Шостакович у Барнса — человек, который вечно разрывается между двумя мирами. У первого мира разные обличья: это мир родительского дома, мир отношений с женщинами, мир официального искусства и партийной над ним опеки, мир бытовой, материальный, видимый. В нем все не точно и не окончательно, в нем сложно выразить себя и добиться определенности чувств, в нем врут, предают и заставляют заниматься тем, что противно совести. Этот мир можно до известной степени контролировать, полагаясь на приметы или устанавливая сложные невротические ритуалы: Шостакович учит детей поднимать руку, предупреждая о повороте, даже когда они едут по пустынным лесным дорожкам; и заставляет домашних одновременно запускать маятники всех часов в доме по сигналу точного времени. Но удержать этот мир под контролем нельзя: хаос неизбежно прорвется наружу; тем более, у этого хаоса есть имена и должности — люди, которые сознательно создают обессиливающий страх, выматывающее душу ожидание разгрома, разноса, черного воронка, который может приехать в любой момент — или никогда. Барнс препарирует этот страх с точностью естествоиспытателя, эта психологическая анатомия сопоставима с лучшими текстами о жизни души на грани ареста и уничтожения, с «Кругом первым» Солженицына или «Московской улицей» Ямпольского. Но это не роман о страхе, поскольку страх — всего лишь принадлежность мира первого.

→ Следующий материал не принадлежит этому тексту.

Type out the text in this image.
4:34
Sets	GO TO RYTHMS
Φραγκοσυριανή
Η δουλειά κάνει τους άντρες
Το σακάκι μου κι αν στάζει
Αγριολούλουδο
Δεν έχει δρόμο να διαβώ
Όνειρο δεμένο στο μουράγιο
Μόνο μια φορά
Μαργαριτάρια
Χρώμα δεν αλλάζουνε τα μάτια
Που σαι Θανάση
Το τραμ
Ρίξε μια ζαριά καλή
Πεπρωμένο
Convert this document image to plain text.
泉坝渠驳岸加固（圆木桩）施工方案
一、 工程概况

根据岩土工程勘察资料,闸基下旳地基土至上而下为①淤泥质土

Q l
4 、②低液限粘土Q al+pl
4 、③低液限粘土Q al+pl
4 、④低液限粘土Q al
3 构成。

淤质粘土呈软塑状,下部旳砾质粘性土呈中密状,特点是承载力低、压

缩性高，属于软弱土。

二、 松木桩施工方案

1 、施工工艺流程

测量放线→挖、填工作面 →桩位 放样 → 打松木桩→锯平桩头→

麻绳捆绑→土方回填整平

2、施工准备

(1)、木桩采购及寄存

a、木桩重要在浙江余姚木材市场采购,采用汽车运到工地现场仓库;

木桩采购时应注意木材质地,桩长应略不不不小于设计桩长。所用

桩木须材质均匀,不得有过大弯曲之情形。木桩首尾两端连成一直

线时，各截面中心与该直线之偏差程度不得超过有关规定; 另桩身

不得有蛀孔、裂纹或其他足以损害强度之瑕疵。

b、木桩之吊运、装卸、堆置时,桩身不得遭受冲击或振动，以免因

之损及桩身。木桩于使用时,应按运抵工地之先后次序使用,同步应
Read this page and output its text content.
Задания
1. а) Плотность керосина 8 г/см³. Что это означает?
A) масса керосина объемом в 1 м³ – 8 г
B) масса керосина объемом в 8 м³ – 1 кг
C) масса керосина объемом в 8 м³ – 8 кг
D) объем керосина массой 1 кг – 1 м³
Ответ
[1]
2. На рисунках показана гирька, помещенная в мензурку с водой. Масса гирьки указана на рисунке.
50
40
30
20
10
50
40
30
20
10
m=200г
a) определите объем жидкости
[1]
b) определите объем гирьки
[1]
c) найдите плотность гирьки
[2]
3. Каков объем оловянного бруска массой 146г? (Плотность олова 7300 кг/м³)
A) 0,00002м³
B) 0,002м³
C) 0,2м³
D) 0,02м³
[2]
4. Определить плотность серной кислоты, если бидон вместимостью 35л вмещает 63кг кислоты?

Но есть и мир второй. Это мир звуков, которые внутри, он полностью в твоей власти, и в нем царит абсолютная свобода. Он не требует никаких подпорок в мире первом, можно обойтись даже без рояля: Арам Хачатурян вспоминает, как Шостакович сочинял Восьмую симфонию — в небольшом сарайчике в бывшем птицесовхозе под Иваново; «Любопытно, что пока он не закончил партитуру, никто никогда не слышал из его “кабинета” ни одного звука. Он писал ее за маленьким столиком, прибитым к стене, почти не притрагиваясь к инструменту». Единственный страх, связанный с этим миром — что тебе не позволят записать все, что звучит внутри. Первому миру нужна дань, плата за возможность что-то делать в мире втором, единственная стратегия выживания здесь — делать то, что от тебя требуют, не вовлекаясь в это разумом и сердцем. Но иногда эта плата оказывается невыносимой.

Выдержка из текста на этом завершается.